A Mutual Fund is a trust that pools the savings of a number of investors who share a common financial goal.

The money thus collected is then invested in capital market instruments such as shares, debentures and other securities.

The income earned through these investments and the capital appreciation released are shared by its unit holders in proportion to the number of units owned by them.

What are the types of Mutual Funds in India?

There are various types of mutual fund schemes in India with different portfolios and returns.

The biggest category is equity or stock funds. There are various types of equity suited to every type of investor. Some are based on the size of the companies: small, mid or large cap, while others are based on the investment approach: aggressive, income oriented, value and others.

 

The MFs that focus on investments that have a fixed return on investment come under the fixed income funds. These include government bonds, corporate bonds or other debt instruments. They are also called bond funds and are often bought at a low value and sold at a profit. They may pay a bigger return but are not risk free. Government securities are much safer as compared to corporate bonds, so the risk wholly depends on the type of bond being invested in.

Those investments wherein the finance managers invest the amounts by buying stocks constituted in an entire index such as the Nifty. This strategy is based on the idea that it is hard to consistently beat the market and hence, play with the market. Rise when it rises and vice versa. Index fund investments also require less research.

When the investment consists of various securities like stocks, bonds, money market instruments and more, it is called balanced funds. The strategy is to reduce the risk. It is also called asset allocation fund. Some of these have a specific allocation strategy so that the market is more predictable for the investors, lowering risks, while others allow for more dynamic allocation, meant to yield higher returns and are not defined by time period, percentages or fixed balance ratios.

These are risk free, short term debt instruments like government treasury bills. It is a safe place to invest your money, even though the returns may be lower. The typical return is an amount higher than interest earned in your bank’s savings account.

These are invested in to provide income on a steady basis & are invested in government and high quality corporate debt. These bought bonds are held till maturity. It is best for conservatives or retirees who want a steady cash flow, but tax conscious investors need to stay clear of these.
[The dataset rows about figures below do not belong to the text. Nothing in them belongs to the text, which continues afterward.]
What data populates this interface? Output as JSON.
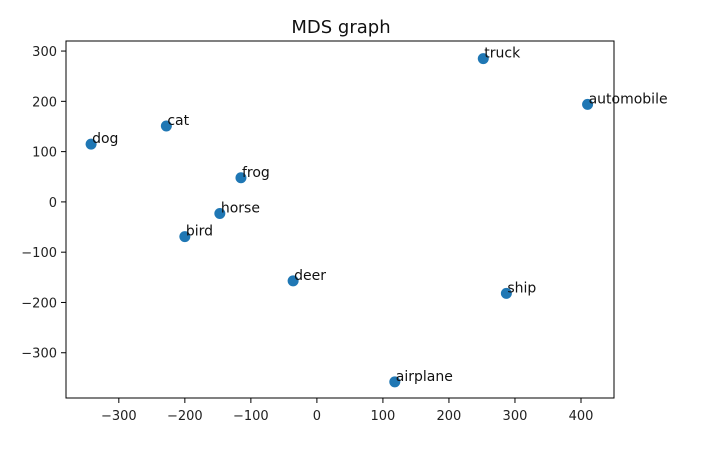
{
  "chart_data": {
    "type": "scatter",
    "title": "MDS graph",
    "xlabel": "",
    "ylabel": "",
    "xlim": [
      -380,
      450
    ],
    "ylim": [
      -390,
      320
    ],
    "xticks": [
      -300,
      -200,
      -100,
      0,
      100,
      200,
      300,
      400
    ],
    "yticks": [
      -300,
      -200,
      -100,
      0,
      100,
      200,
      300
    ],
    "xtick_labels": [
      "−300",
      "−200",
      "−100",
      "0",
      "100",
      "200",
      "300",
      "400"
    ],
    "ytick_labels": [
      "−300",
      "−200",
      "−100",
      "0",
      "100",
      "200",
      "300"
    ],
    "grid": false,
    "marker_color": "#1f77b4",
    "points": [
      {
        "label": "truck",
        "x": 252,
        "y": 285
      },
      {
        "label": "automobile",
        "x": 410,
        "y": 194
      },
      {
        "label": "cat",
        "x": -228,
        "y": 151
      },
      {
        "label": "dog",
        "x": -342,
        "y": 115
      },
      {
        "label": "frog",
        "x": -115,
        "y": 48
      },
      {
        "label": "horse",
        "x": -147,
        "y": -23
      },
      {
        "label": "bird",
        "x": -200,
        "y": -69
      },
      {
        "label": "deer",
        "x": -36,
        "y": -157
      },
      {
        "label": "ship",
        "x": 287,
        "y": -182
      },
      {
        "label": "airplane",
        "x": 118,
        "y": -358
      }
    ]
  }
}
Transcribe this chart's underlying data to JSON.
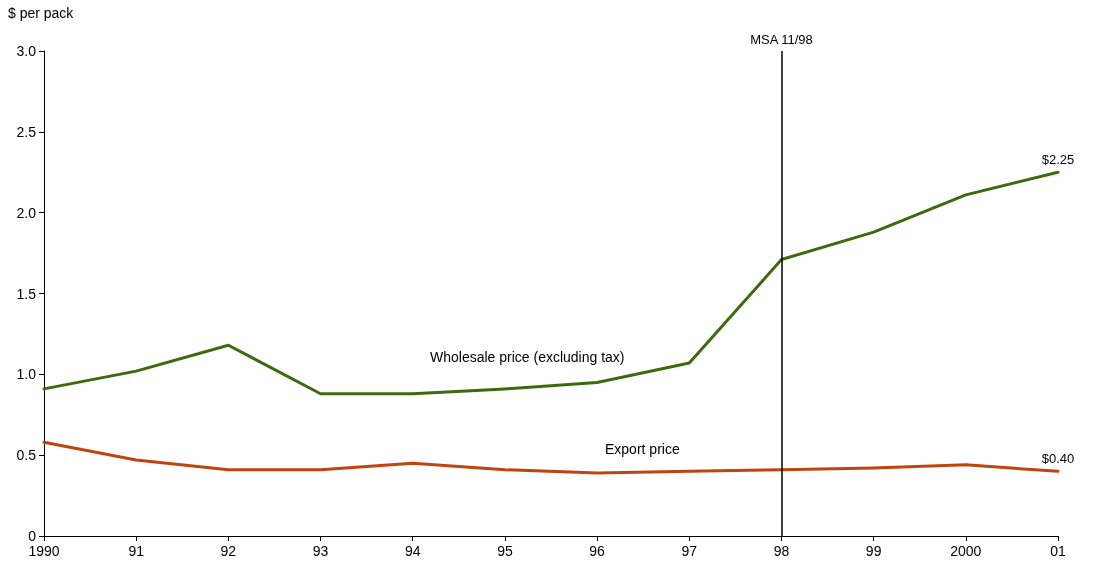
{
  "chart_data": {
    "type": "line",
    "ylabel": "$ per pack",
    "categories": [
      "1990",
      "91",
      "92",
      "93",
      "94",
      "95",
      "96",
      "97",
      "98",
      "99",
      "2000",
      "01"
    ],
    "series": [
      {
        "name": "Wholesale price (excluding tax)",
        "color": "#3d6a0e",
        "values": [
          0.91,
          1.02,
          1.18,
          0.88,
          0.88,
          0.91,
          0.95,
          1.07,
          1.71,
          1.88,
          2.11,
          2.25
        ]
      },
      {
        "name": "Export price",
        "color": "#c0440e",
        "values": [
          0.58,
          0.47,
          0.41,
          0.41,
          0.45,
          0.41,
          0.39,
          0.4,
          0.41,
          0.42,
          0.44,
          0.4
        ]
      }
    ],
    "ylim": [
      0,
      3
    ],
    "yticks": [
      0,
      0.5,
      {
        "value": 1,
        "label": "1.0"
      },
      1.5,
      {
        "value": 2,
        "label": "2.0"
      },
      2.5,
      {
        "value": 3,
        "label": "3.0"
      }
    ],
    "ref_lines": [
      {
        "axis": "x",
        "value": "98",
        "label": "MSA 11/98",
        "color": "#000000"
      }
    ],
    "annotations": [
      {
        "text": "$2.25",
        "x": "01",
        "y": 2.25
      },
      {
        "text": "$0.40",
        "x": "01",
        "y": 0.4
      }
    ],
    "grid": false,
    "legend": false,
    "marker": "none",
    "line_style": "solid"
  }
}
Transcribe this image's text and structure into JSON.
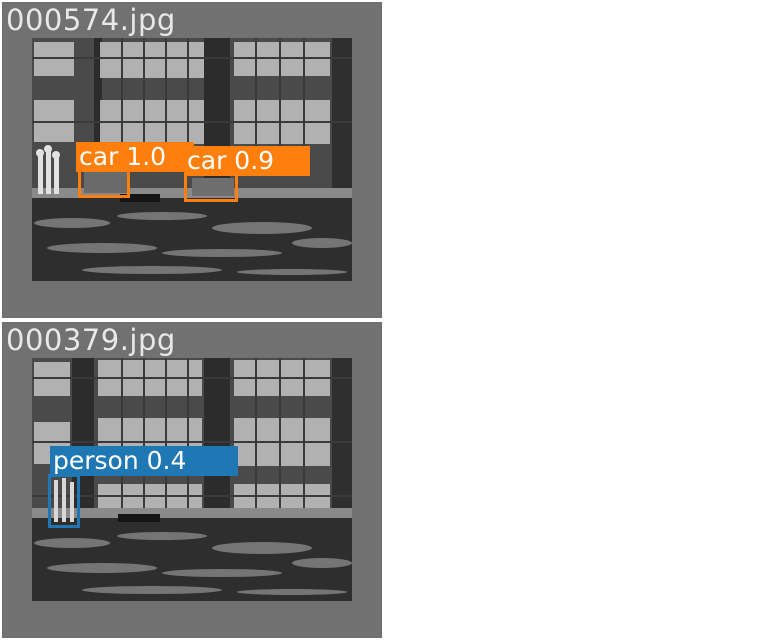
{
  "images": [
    {
      "filename": "000574.jpg",
      "detections": [
        {
          "label": "car 1.0",
          "color": "#ff7f0e"
        },
        {
          "label": "car 0.9",
          "color": "#ff7f0e"
        }
      ]
    },
    {
      "filename": "000379.jpg",
      "detections": [
        {
          "label": "person 0.4",
          "color": "#1f77b4"
        }
      ]
    }
  ]
}
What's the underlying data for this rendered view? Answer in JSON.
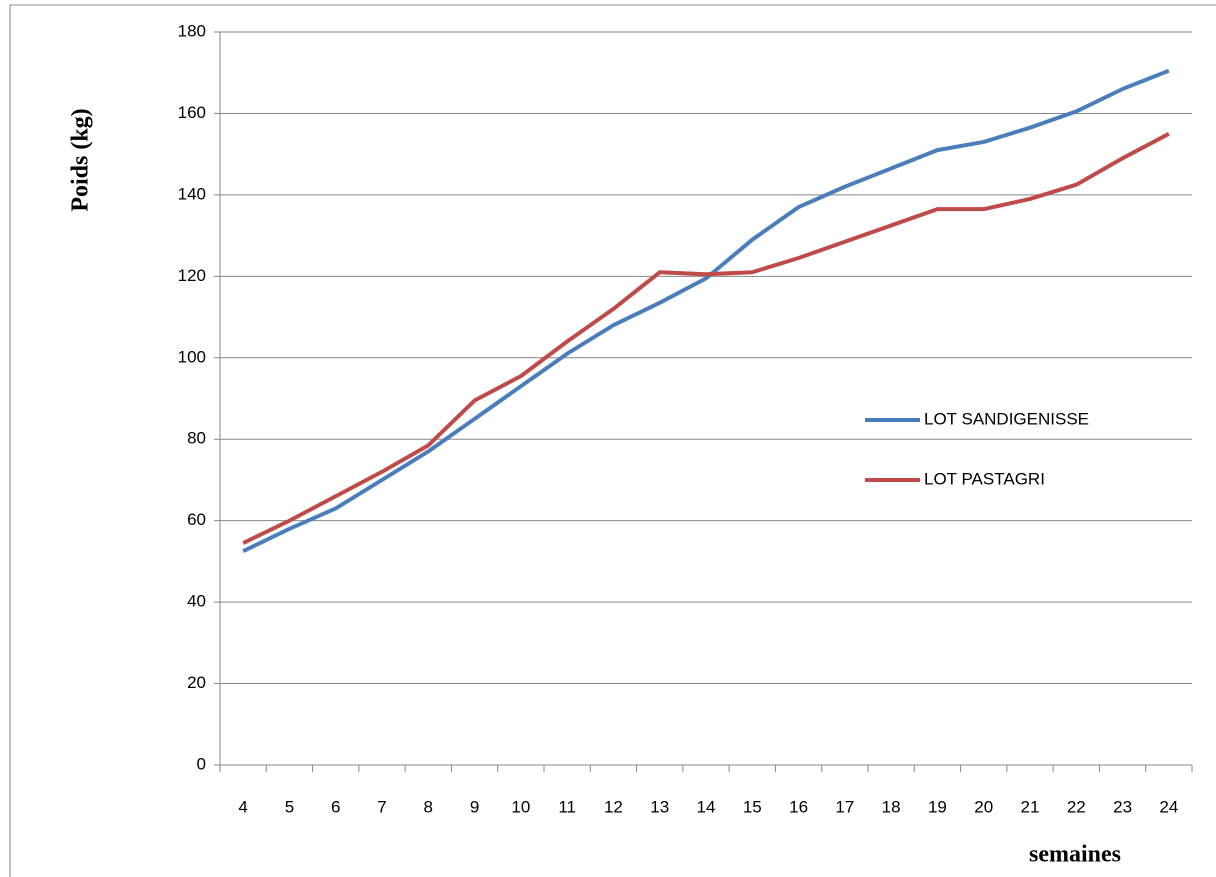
{
  "chart_data": {
    "type": "line",
    "y_label": "Poids (kg)",
    "x_label": "semaines",
    "categories": [
      "4",
      "5",
      "6",
      "7",
      "8",
      "9",
      "10",
      "11",
      "12",
      "13",
      "14",
      "15",
      "16",
      "17",
      "18",
      "19",
      "20",
      "21",
      "22",
      "23",
      "24"
    ],
    "series": [
      {
        "name": "LOT SANDIGENISSE",
        "color": "#4a7ebb",
        "values": [
          52.5,
          58,
          63,
          70,
          77,
          85,
          93,
          101,
          108,
          113.5,
          119.5,
          129,
          137,
          142,
          146.5,
          151,
          153,
          156.5,
          160.5,
          166,
          170.5
        ]
      },
      {
        "name": "LOT PASTAGRI",
        "color": "#be4b48",
        "values": [
          54.5,
          60,
          66,
          72,
          78.5,
          89.5,
          95.5,
          104,
          112,
          121,
          120.5,
          121,
          124.5,
          128.5,
          132.5,
          136.5,
          136.5,
          139,
          142.5,
          149,
          155
        ]
      }
    ],
    "ylim": [
      0,
      180
    ],
    "yticks": [
      0,
      20,
      40,
      60,
      80,
      100,
      120,
      140,
      160,
      180
    ],
    "grid": true,
    "legend": "right"
  }
}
As the name suggests, international or foreign funds invest only in stocks that are from outside the country, while global funds are invested in from across the world including from the home country. The world market has been very volatile in the past, but investing in these can mean a more well balanced portfolio and negate some risk as shares from outside the country will move separately from those within as they are not related.

This category is a more all-encompassing category that is constituted by all the funds that have been popular but don’t belong to any rigid categories like the above. Sector Funds are aimed at specific sectors in the economy. These can be high risk and move up and down together as many parameters may match. On the other hand, Regional funds focus on specific geographies. Then there are Socially responsible or ethical funds that invest only in companies that meet certain sustainable criteria.

The ETFs are a popular investment vehicle that employ strategies similar to those of MFs, but are structured as investment trusts which are also traded on the stock exchange, but with added beneficial features of stocks. They can be bought and sold at any time in the trading day, they can be sold short, purchased on margin and carry lower fees. They are more effective, more liquid and enjoy tax benefits.